En quoi consiste le rôle du praticien en CEC ?
Le perfusionniste est en charge du bon déroulement des différentes étapes de la CEC, de la sur
veillance biologique et hémodynamique du patient ainsi que du fonctionnement de l'appareil. L'appareil : Il s'agit de pompes munies de rotors/stators qui écrasent une tubulure délivrant à chaque tour du rotor un volume de sang, ou bien des pompes centrifuges à effet vortex.
Le prélèvement de sang veineux est fait dans le cœur droit et est ensuite orienté vers un oxygénateur composé de plusieurs parties (réservoir, filtre, échangeur thermique permettant de chauffer ou refroidir le sang. L’oxygénateur est composé de microfibres dans lesquelles circulent l’O2 et l’air comprimé. Le sang au contact des parois des microfibres va se charger en mélange air - O2 (reproduction de la fonction alvéolaire pulmonaire). Le sang oxygéné est renvoyé vers l'aorte ou l'artère fémorale.
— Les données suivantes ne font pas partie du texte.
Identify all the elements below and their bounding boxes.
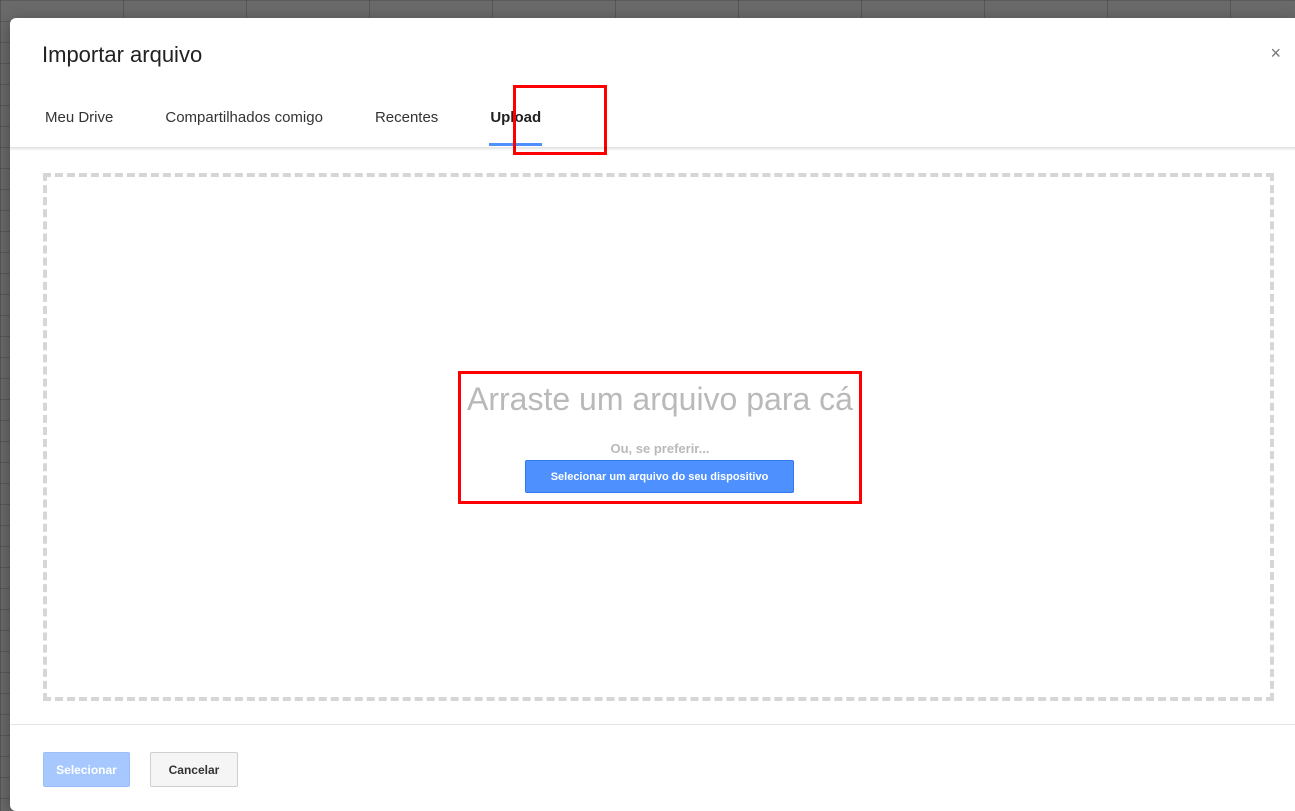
select-button[interactable]: Selecionar [43,752,130,787]
tab-compartilhados-comigo[interactable]: Compartilhados comigo [148,88,340,146]
tab-meu-drive[interactable]: Meu Drive [28,88,130,146]
close-icon[interactable]: × [1270,44,1281,62]
import-file-dialog: Importar arquivo × Meu Drive Compartilha… [10,18,1295,811]
footer-divider [10,724,1295,725]
cancel-button[interactable]: Cancelar [150,752,238,787]
drop-instructions-highlight-box: Arraste um arquivo para cá Ou, se prefer… [458,371,862,504]
tab-bar: Meu Drive Compartilhados comigo Recentes… [28,88,576,146]
select-file-from-device-button[interactable]: Selecionar um arquivo do seu dispositivo [525,460,794,493]
drop-title: Arraste um arquivo para cá [467,381,853,417]
dialog-title: Importar arquivo [42,42,203,67]
tabs-divider [10,147,1295,151]
tab-recentes[interactable]: Recentes [358,88,455,146]
drop-subtitle: Ou, se preferir... [610,441,710,456]
tab-upload[interactable]: Upload [473,88,558,146]
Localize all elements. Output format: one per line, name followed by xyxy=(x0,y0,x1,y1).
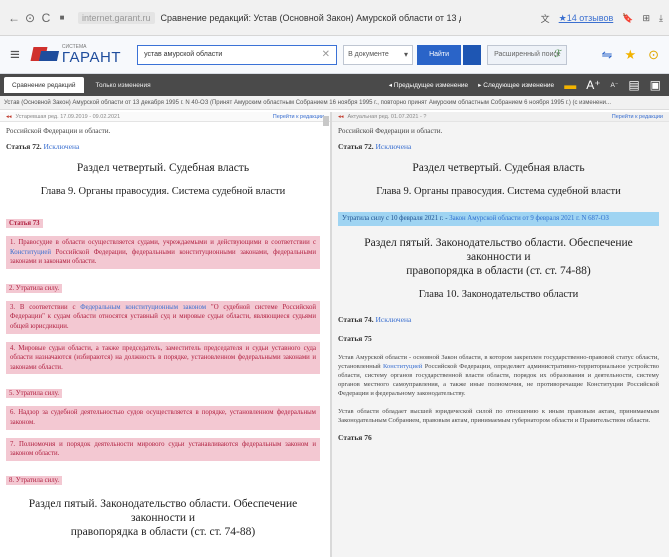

Durant cette opération, le perfusionniste devra hypocoaguler la circulation par injection d'héparine dans le liquide d’amorçage de la pompe, la dose est adaptée au fur et à mesure par des contrôles réguliers toutes les 20 mn (ACT – HMS).
Durant la CEC il devra surveiller les gaz du sang et la diurèse, témoin d'une bonne perfusion, de même que la pression systémique et la température corporelle car les besoins en O2 des tissus baissent avec la température. Les débits utilisés sont calculés en fonction de la surface corporelle du patient.
Le perfusionniste doit donc faire preuve des connaissances techniques et théoriques nécessaires à la bonne réussite d'une opération extrêmement délicate : pallier aux deux rôles pompes du cœur ainsi que la suppléance de la fonction respiratoire durant une intervention cardiaque.
Toute intervention cardiaque nécessitant un arrêt cardiaque prolongé avec clampage aortique implique une exclusion du muscle cardiaque de toute circulation, une protection myocardique sera donc réalisée par une injection intracoronaire d'une solution de cardioplégie soit de façon continue soit de façon discontinue.
Métier, profession ou spécialité?
Ce métier dont la définition n'existe nulle part en France, pas même dans le répertoire des métiers de la fonction publique, est plus à considérer comme une spécialité. Il n'existe pas de statut propre au perfusionniste, pas plus qu'il n'existe de décret de compétence.
La perfusion extra corporelle est un acte médical. Il peut être réalisé par un paramédical en présence d'un médecin responsable, comme c'est le cas de bien d'autres actes qui cependant sont décrits dans le décret de compétence infirmier.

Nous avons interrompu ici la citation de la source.